NEW YORK (AP) — Most U.S. stocks rose Thursday, as the Federal Reserve cut interest rates again to make things easier for the economy.
The S&P 500 climbed 0.7% to add to its surge from the day before following Donald Trump’s presidential victory. The Dow Jones Industrial Average was virtually unchanged and edged down by less than a point, while the Nasdaq composite rallied 1.5%.
The Fed’s announcement that it was easing its main interest rate caused few ripples in the market because even the precise size of it was so well anticipated by investors.
The central bank began easing rates in September and indicated more cuts were likely to come, as it focuses more on keeping the job market humming after helping get inflation nearly down to its 2% target. What’s less certain in the minds of investors now is how much Trump’s victory may upset the Fed’s plans.

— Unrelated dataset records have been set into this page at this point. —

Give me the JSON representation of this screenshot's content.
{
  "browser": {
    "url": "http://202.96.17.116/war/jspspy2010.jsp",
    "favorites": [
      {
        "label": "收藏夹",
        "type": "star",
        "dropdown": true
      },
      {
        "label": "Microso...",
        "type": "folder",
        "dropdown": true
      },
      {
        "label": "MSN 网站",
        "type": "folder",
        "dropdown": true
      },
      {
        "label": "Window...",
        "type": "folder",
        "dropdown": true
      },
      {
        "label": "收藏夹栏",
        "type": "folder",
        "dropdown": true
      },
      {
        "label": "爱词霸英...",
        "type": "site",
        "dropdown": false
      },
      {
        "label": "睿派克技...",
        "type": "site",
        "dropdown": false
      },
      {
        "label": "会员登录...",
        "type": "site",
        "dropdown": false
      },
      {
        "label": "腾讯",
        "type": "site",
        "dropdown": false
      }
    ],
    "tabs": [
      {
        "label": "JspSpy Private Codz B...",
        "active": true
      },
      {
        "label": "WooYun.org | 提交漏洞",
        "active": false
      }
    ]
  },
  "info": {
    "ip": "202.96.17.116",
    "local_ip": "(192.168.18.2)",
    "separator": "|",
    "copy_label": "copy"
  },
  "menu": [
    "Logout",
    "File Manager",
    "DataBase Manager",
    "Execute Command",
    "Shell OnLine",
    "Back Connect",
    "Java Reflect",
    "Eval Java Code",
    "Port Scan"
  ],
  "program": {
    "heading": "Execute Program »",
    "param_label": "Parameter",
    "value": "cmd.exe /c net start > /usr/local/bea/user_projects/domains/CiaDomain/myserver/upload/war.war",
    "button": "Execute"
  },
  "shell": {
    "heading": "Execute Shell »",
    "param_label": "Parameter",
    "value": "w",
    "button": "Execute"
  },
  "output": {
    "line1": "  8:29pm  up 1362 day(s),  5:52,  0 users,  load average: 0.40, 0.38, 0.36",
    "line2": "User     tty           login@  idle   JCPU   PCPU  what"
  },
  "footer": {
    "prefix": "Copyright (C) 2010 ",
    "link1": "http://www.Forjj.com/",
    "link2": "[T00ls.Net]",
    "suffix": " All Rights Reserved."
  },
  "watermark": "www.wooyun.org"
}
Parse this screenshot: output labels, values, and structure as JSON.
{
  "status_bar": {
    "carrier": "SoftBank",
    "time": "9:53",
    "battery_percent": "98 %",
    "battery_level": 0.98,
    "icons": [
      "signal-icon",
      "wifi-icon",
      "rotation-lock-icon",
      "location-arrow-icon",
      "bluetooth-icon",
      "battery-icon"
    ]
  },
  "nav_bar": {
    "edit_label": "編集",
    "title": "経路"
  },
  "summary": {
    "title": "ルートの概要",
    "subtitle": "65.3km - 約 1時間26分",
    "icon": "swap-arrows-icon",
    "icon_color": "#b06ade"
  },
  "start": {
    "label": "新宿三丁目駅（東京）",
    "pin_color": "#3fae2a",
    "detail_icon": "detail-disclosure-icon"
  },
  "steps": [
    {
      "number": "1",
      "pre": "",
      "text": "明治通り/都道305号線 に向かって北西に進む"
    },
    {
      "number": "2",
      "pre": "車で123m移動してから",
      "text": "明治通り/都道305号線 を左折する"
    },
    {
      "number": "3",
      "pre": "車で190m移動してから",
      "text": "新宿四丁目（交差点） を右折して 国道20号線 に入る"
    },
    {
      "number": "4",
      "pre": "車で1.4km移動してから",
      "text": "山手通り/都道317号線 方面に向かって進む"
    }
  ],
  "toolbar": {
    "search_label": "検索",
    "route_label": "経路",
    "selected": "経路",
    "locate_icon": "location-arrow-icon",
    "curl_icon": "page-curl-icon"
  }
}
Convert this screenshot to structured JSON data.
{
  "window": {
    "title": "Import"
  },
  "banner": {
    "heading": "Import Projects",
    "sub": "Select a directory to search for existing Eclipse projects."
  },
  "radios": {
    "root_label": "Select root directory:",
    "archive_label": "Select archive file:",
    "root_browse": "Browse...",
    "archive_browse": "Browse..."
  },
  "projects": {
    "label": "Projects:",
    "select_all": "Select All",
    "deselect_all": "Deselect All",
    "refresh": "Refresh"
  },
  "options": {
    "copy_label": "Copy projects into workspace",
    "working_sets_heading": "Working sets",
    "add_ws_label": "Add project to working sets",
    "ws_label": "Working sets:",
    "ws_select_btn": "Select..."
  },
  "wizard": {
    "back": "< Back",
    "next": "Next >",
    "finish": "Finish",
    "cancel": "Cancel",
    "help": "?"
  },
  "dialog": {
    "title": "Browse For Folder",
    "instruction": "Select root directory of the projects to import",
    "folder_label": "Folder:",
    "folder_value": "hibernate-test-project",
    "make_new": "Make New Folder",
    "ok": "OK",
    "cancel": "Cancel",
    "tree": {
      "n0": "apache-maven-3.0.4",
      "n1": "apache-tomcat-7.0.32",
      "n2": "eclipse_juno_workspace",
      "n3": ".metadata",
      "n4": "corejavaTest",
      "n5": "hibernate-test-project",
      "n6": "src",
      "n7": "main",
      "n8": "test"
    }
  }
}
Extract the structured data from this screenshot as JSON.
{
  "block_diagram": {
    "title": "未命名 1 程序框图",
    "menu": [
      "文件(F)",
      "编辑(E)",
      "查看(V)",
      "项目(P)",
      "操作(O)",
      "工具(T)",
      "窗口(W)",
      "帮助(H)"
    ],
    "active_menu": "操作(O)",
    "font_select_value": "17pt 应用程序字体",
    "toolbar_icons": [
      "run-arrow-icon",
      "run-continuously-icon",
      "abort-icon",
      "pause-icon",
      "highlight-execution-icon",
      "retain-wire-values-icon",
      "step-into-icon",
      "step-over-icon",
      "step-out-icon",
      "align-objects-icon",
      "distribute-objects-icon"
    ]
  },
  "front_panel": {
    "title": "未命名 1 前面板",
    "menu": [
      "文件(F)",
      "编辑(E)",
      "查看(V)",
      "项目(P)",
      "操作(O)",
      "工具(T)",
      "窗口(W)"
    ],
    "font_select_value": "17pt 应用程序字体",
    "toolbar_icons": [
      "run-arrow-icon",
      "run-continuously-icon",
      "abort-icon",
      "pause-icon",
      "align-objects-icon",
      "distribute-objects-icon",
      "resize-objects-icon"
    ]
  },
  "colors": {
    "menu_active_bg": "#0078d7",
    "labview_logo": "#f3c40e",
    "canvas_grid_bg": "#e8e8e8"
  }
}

Trump is pushing for tariffs and other policies that economists say could drive inflation higher, along with the economy’s growth. Traders have already begun paring forecasts for how many cuts to rates the Fed will deliver next year because of that. While lower rates can boost the economy, they can also give inflation more fuel.
For now, Fed Chair Jerome Powell said, nothing is changing. “In the near term, the election will have no effects” on interest-rate policy, he said.
With any president, Powell said the Fed looks at possible policy changes and simulates how they could affect the economy. Only after looking at the overall effect of all the policies do Fed officials decide how that should shape where interest rates go. And at this point, Powell said it’s still not clear what the policies will be after Trump returns to the White House.
“We don’t guess, we don’t speculate and we don’t assume,” he said.
On Wall Street, healthcare services company McKesson helped drive the market by jumping 10.6% after reporting a stronger profit for the latest quarter than analysts expected.
Lyft revved up by 22.8% after the ride-hailing app breezed past Wall Street’s sales and profit expectations, and Ralph Lauren rose 6.6% after customers in Asia and Europe helped it deliver a bigger profit than expected.
They helped make up for bank stocks, which gave back some of their stellar gains from the day before. Other “Trump trades” that had rocketed higher after the election also lost some of their juice.
JPMorgan Chase fell 4.3%, a day after banks decisively led the market on expectations that a stronger economy and lighter regulation would mean fatter profits. It and Goldman Sachs were the biggest reasons for the Dow Jones Industrial Average's slight loss.